Former minister and journalist Conor Cruise O'Brien dies
The death has taken place of the former Cabinet minister and journalist, Conor Cruise O'Brien, who was Minister for Posts and Telegraph during the Fine Gael/Labour coalition in the 1970s.
Born in Dublin in 1917, Mr Cruise O'Brien was one of the leading intellectual lights of the Labour Party during the 1960s, following a career as a civil servant in the Department of Finance and later the Department of External Affairs.
He later joined the United Nations and attracted the attention of leading figures there, before he was given a key in the organisation's difficult operation in the Congo in 1960 and 1961 by the then UN Secretary-General, Dag Hammarksjold.
He developed a successful academic career later before returning to Ireland, where he became a leading player in the Labour Party in the late 1960s alongside counterparts such as David Thornley and Justin Keating.
Expressing condolences tonight, Taoiseach Brian Cowen said Mr Cruise O'Brien had been "a leading figure in Irish life in many spheres since the 1960s", displaying a wide array of talents in politics, academia and journalism.
"(He) was blessed with a strong intellect and he was a man of strong convictions," he said, adding that Mr Cruise O'Brien's "political views were not always in accordance with those of my own party over the years I never doubted his sincerity or his commitment to a better and more peaceful Ireland".
Minister for Foreign Affairs Micheál Martin said Mr Cruise O'Brien had made a “remarkable contribution to Irish life over many decades”.
“He was a scholar and writer of international distinction, an outstanding diplomat in the service both of Ireland and of the United Nations, and a robust and highly influential participant in the politics of our island.

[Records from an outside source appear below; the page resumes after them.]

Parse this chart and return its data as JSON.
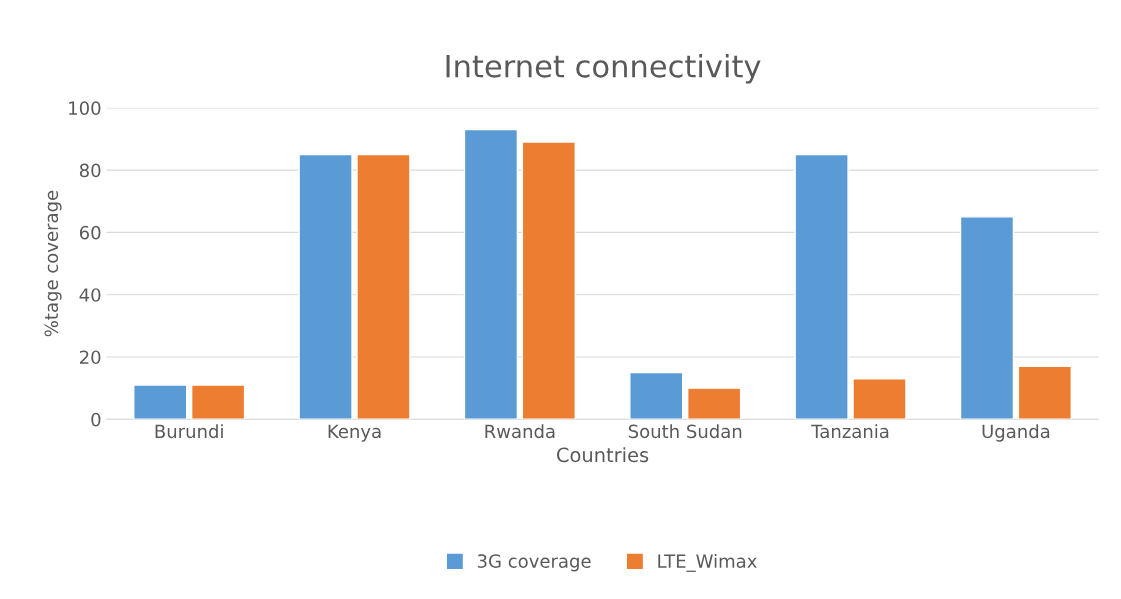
{
  "chart_data": {
    "type": "bar",
    "title": "Internet connectivity",
    "xlabel": "Countries",
    "ylabel": "%tage coverage",
    "categories": [
      "Burundi",
      "Kenya",
      "Rwanda",
      "South Sudan",
      "Tanzania",
      "Uganda"
    ],
    "series": [
      {
        "name": "3G coverage",
        "color": "#5b9bd5",
        "values": [
          11,
          85,
          93,
          15,
          85,
          65
        ]
      },
      {
        "name": "LTE_Wimax",
        "color": "#ed7d31",
        "values": [
          11,
          85,
          89,
          10,
          13,
          17
        ]
      }
    ],
    "ylim": [
      0,
      100
    ],
    "yticks": [
      0,
      20,
      40,
      60,
      80,
      100
    ],
    "grid": "y",
    "legend": "bottom"
  }
}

He was a man of undoubted courage and brilliance,” he added.
Labour leader Eamon Gilmore said Ireland had lost “an intellectual giant and one of the most remarkable Irish public figures of the 20th century”. He said he had “marked up a huge range of achievements during his long and varied life”.

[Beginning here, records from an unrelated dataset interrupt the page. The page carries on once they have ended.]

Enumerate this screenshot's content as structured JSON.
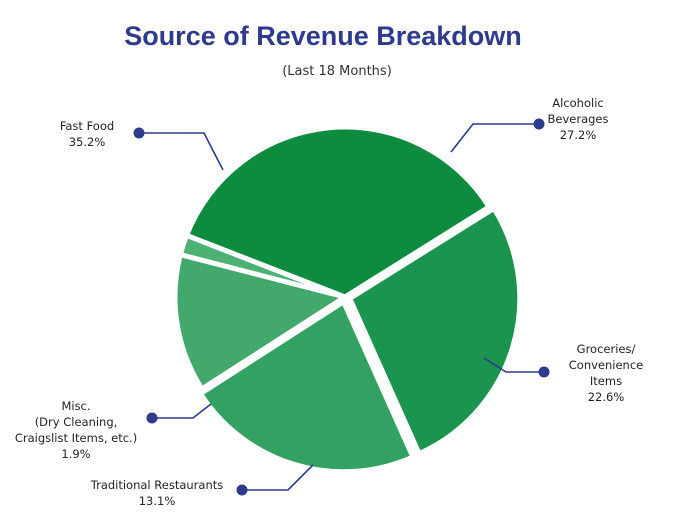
{
  "chart_data": {
    "type": "pie",
    "title": "Source of Revenue Breakdown",
    "subtitle": "(Last 18 Months)",
    "slices": [
      {
        "category": "Alcoholic Beverages",
        "label_lines": [
          "Alcoholic",
          "Beverages",
          "27.2%"
        ],
        "value": 27.2,
        "color": "#1b9450"
      },
      {
        "category": "Groceries/ Convenience Items",
        "label_lines": [
          "Groceries/",
          "Convenience",
          "Items",
          "22.6%"
        ],
        "value": 22.6,
        "color": "#33a162"
      },
      {
        "category": "Traditional Restaurants",
        "label_lines": [
          "Traditional Restaurants",
          "13.1%"
        ],
        "value": 13.1,
        "color": "#42a86c"
      },
      {
        "category": "Misc. (Dry Cleaning, Craigslist Items, etc.)",
        "label_lines": [
          "Misc.",
          "(Dry Cleaning,",
          "Craigslist Items, etc.)",
          "1.9%"
        ],
        "value": 1.9,
        "color": "#4db075"
      },
      {
        "category": "Fast Food",
        "label_lines": [
          "Fast Food",
          "35.2%"
        ],
        "value": 35.2,
        "color": "#0d8c3f"
      }
    ],
    "leader_color": "#2e3a8c"
  }
}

”Up to the time of his death Conor was still a member of the Labour Party. On behalf of the Labour Party, I wish to extend my deepest sympathy to his wife Maire MacantSaoi and to his family,” Mr Gilmore added.

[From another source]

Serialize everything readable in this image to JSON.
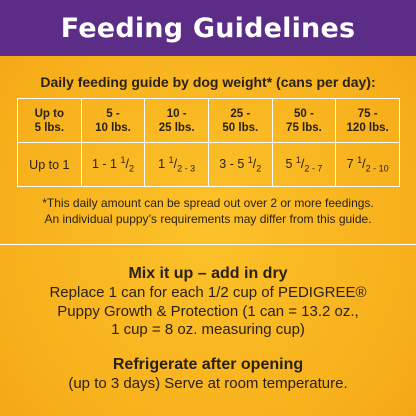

During his time in the Seanad and the Dail, Mr Cruise O'Brien strongly opposed the sacking of the RTE Authority for which he was roundly praised by media, though he attracted the ire of many of them subsequently when he introduced Section 31 of the Broadcasting Act.
Later, he coined the phrase, GUBU, short for 'grotesque, unbelievable, bizarre and unprecedented", to describe the events surrounding the arrest of double murderer, Malcolm McArthur in the home of the then-Attorney General, Patrick Connolly.
He was strongly opposed to Fianna Fail's Charles Haughey and questioned his integrity and conduct years before any evidence emerged that Mr Haughey had taken large sums from wealthy businessmen. Mr Cruise O'Brien was permanently opposed to militant Republicanism and won some major internal battles within the Labour Party on the issue, though he lost his spokesmanship on Northern Ireland to Frank Cluskey after he lost his seat in the 1977 general election.
He is survived by his wife Maire, by their adopted son Patrick, adopted daughter Margaret, his daughter Fedelma and son Donal from his first marriage. His daughter by his first marriage, Kate, pre-deceased him.